Die Demonstranten hatten nicht nur Straßen blockiert, sondern sich auch in der Nähe von Netanjahus Privatresidenz in der Küstenstadt Caesarea versammelt.
Blutige Angriffe
Auslöser der jüngsten tödlichen Angriffe in Syrien war die Verbreitung einer Audioaufnahme, die einem Drusen zugeschrieben wird, der angeblich den Propheten Mohammed verflucht hat. Die Syrische Beobachtungsstelle für Menschenrechte, eine in London ansässige Kriegsbeobachtungsorganisation mit Verbindungen zu Oppositionsgruppen, gab am Donnerstag bekannt, dass bei den Zusammenstößen mehr als hundert Menschen getötet worden waren; neun von ihnen wurden hingerichtet.
Das US-Außenministerium verurteilte in einer Erklärung am Donnerstag die Gewalt und die »aufwieglerische Rhetorik« gegen die Drusen als »verwerflich und inakzeptabel«. »Die Übergangsregierung muss die Kämpfe beenden, die Gewalttäter und diejenigen, die Zivilisten Schaden zugefügt haben, für ihre Taten zur Rechenschaft ziehen und die Sicherheit aller Syrer gewährleisten«, sagte die Sprecherin des Ministeriums, Tammy Bruce.

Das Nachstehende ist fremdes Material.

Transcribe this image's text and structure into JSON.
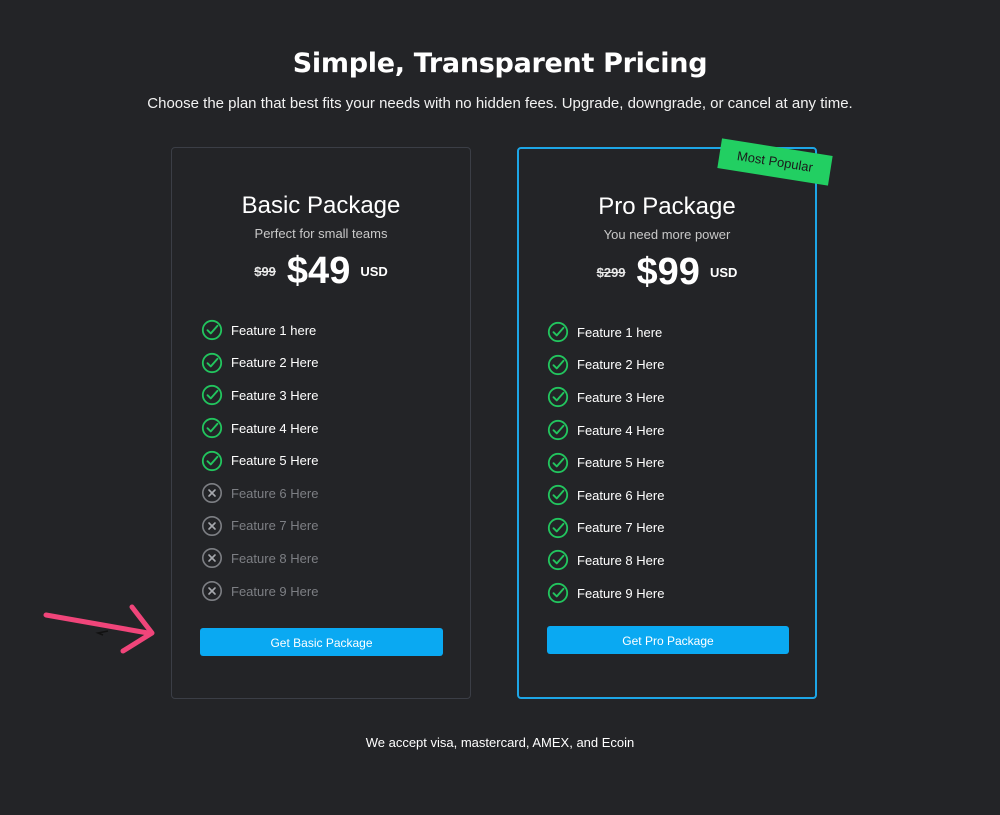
{
  "header": {
    "title": "Simple, Transparent Pricing",
    "subtitle": "Choose the plan that best fits your needs with no hidden fees. Upgrade, downgrade, or cancel at any time."
  },
  "plans": [
    {
      "name": "Basic Package",
      "description": "Perfect for small teams",
      "old_price": "$99",
      "price": "$49",
      "currency": "USD",
      "cta_label": "Get Basic Package",
      "features": [
        {
          "label": "Feature 1 here",
          "included": true
        },
        {
          "label": "Feature 2 Here",
          "included": true
        },
        {
          "label": "Feature 3 Here",
          "included": true
        },
        {
          "label": "Feature 4 Here",
          "included": true
        },
        {
          "label": "Feature 5 Here",
          "included": true
        },
        {
          "label": "Feature 6 Here",
          "included": false
        },
        {
          "label": "Feature 7 Here",
          "included": false
        },
        {
          "label": "Feature 8 Here",
          "included": false
        },
        {
          "label": "Feature 9 Here",
          "included": false
        }
      ]
    },
    {
      "name": "Pro Package",
      "description": "You need more power",
      "badge": "Most Popular",
      "old_price": "$299",
      "price": "$99",
      "currency": "USD",
      "cta_label": "Get Pro Package",
      "features": [
        {
          "label": "Feature 1 here",
          "included": true
        },
        {
          "label": "Feature 2 Here",
          "included": true
        },
        {
          "label": "Feature 3 Here",
          "included": true
        },
        {
          "label": "Feature 4 Here",
          "included": true
        },
        {
          "label": "Feature 5 Here",
          "included": true
        },
        {
          "label": "Feature 6 Here",
          "included": true
        },
        {
          "label": "Feature 7 Here",
          "included": true
        },
        {
          "label": "Feature 8 Here",
          "included": true
        },
        {
          "label": "Feature 9 Here",
          "included": true
        }
      ]
    }
  ],
  "footer": {
    "payment_note": "We accept visa, mastercard, AMEX, and Ecoin"
  },
  "icons": {
    "included": "check-circle-icon",
    "excluded": "x-circle-icon",
    "annotation": "arrow-annotation-icon"
  },
  "colors": {
    "background": "#232427",
    "accent": "#0aa9f2",
    "pro_border": "#1da6e6",
    "badge": "#22cf62",
    "check": "#22c55e",
    "excluded": "#7d7f84",
    "annotation_arrow": "#f0457a"
  }
}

Im April hatten Netanjahu und Katz die Regierung in Damaskus gewarnt, Israel werde militärisch zurückschlagen, sollte sie der drusischen Gemeinschaft Schaden zufügen. »Wir werden nicht zulassen, dass das terroristische Regime des radikalen Islams in Syrien den Drusen Schaden zufügt. Wir haben die IDF angewiesen, eine harte und klare Warnung vorzubereiten und zu übermitteln: Wenn das Regime den Drusen Schaden zufügt, wird es von uns Schaden erleiden.«
Netanjahu und Katz wiesen das Militär an, sich auf die Verteidigung der Stadt Jaramana vorzubereiten, die knapp drei Kilometer südöstlich von Damaskus in der Provinz Rif Dimashq in der Ghouta-Ebene liegt.

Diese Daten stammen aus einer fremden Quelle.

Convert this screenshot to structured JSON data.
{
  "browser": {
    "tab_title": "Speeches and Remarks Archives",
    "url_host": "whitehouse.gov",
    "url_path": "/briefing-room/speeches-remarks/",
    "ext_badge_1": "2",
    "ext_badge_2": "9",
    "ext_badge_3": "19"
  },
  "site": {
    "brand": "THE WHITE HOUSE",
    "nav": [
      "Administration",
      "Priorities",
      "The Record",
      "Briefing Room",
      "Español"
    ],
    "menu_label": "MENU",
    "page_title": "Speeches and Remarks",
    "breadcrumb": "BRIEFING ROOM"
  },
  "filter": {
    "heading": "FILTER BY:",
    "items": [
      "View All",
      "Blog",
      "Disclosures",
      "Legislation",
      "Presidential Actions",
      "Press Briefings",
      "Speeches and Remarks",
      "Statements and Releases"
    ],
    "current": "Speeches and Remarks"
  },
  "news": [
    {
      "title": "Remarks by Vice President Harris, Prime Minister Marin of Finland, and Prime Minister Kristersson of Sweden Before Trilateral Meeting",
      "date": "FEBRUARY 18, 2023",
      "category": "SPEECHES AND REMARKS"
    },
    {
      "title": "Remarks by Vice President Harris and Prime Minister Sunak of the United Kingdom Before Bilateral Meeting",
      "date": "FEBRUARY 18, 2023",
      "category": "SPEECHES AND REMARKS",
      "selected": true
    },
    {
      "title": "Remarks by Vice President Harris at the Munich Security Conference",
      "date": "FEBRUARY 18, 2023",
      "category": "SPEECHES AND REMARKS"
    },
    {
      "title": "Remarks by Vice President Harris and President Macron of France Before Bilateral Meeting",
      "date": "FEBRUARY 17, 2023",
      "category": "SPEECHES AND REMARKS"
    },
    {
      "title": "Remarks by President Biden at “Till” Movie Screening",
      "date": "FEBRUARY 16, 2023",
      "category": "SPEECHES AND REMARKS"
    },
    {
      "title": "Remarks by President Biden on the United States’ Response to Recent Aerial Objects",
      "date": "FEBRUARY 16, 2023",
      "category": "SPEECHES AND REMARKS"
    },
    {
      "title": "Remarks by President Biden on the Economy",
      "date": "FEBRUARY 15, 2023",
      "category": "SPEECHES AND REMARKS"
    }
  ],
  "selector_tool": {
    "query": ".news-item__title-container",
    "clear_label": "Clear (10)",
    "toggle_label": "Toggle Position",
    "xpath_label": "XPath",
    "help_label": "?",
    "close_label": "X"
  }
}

Am 10. März verurteilte Katz Berichte über Massaker und andere Gräueltaten, die Milizen zugeschrieben werden, die mit der neuen sunnitisch-islamistischen Regierung des Landes in Verbindung stehen. Der syrische Machthaber al-Sharaa habe »seine Jalabiya ausgezogen, einen Anzug angezogen und sich moderat gegeben«, monierte Katz, doch nun habe er »die Maske fallen lassen und sein wahres Gesicht gezeigt: ein Dschihadist aus der al-Qaida-Schule, der Gräueltaten an der alawitischen Zivilbevölkerung begeht«.

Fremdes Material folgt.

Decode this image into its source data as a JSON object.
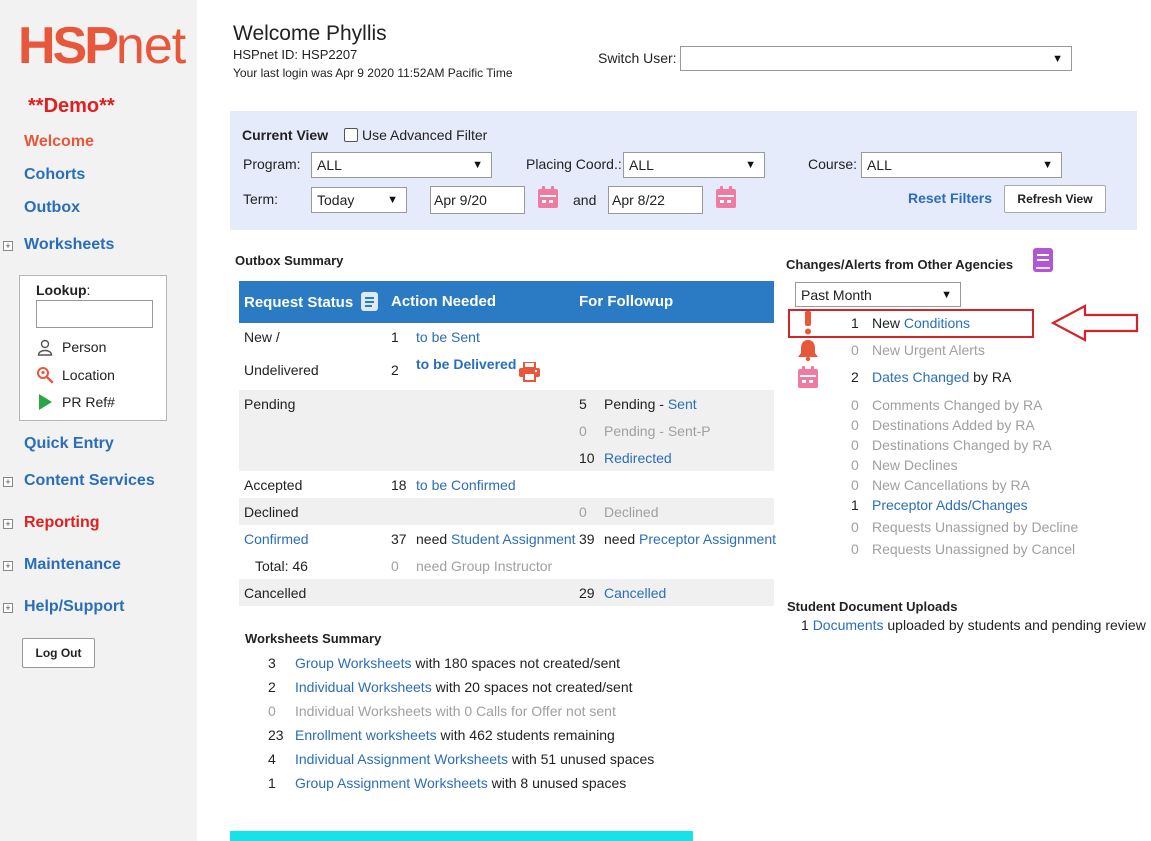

Ahmed Al-Sharaa war unter seinem Kampfnamen Abu Muhammad al-Jolani eine führende Figur der mit der al-Qaida verbündeten Nusra-Front, bevor er sich im Jahr 2016 lossagte und Hayat Tahrir al-Sham (HTS) gründete, die im vergangenen Jahr den Sturz des syrischen Assad-Regimes anführte.
Der Text erschien auf Englisch zuerst beim Jewish News Syndicate. (Übersetzung von Alexander Gruber.)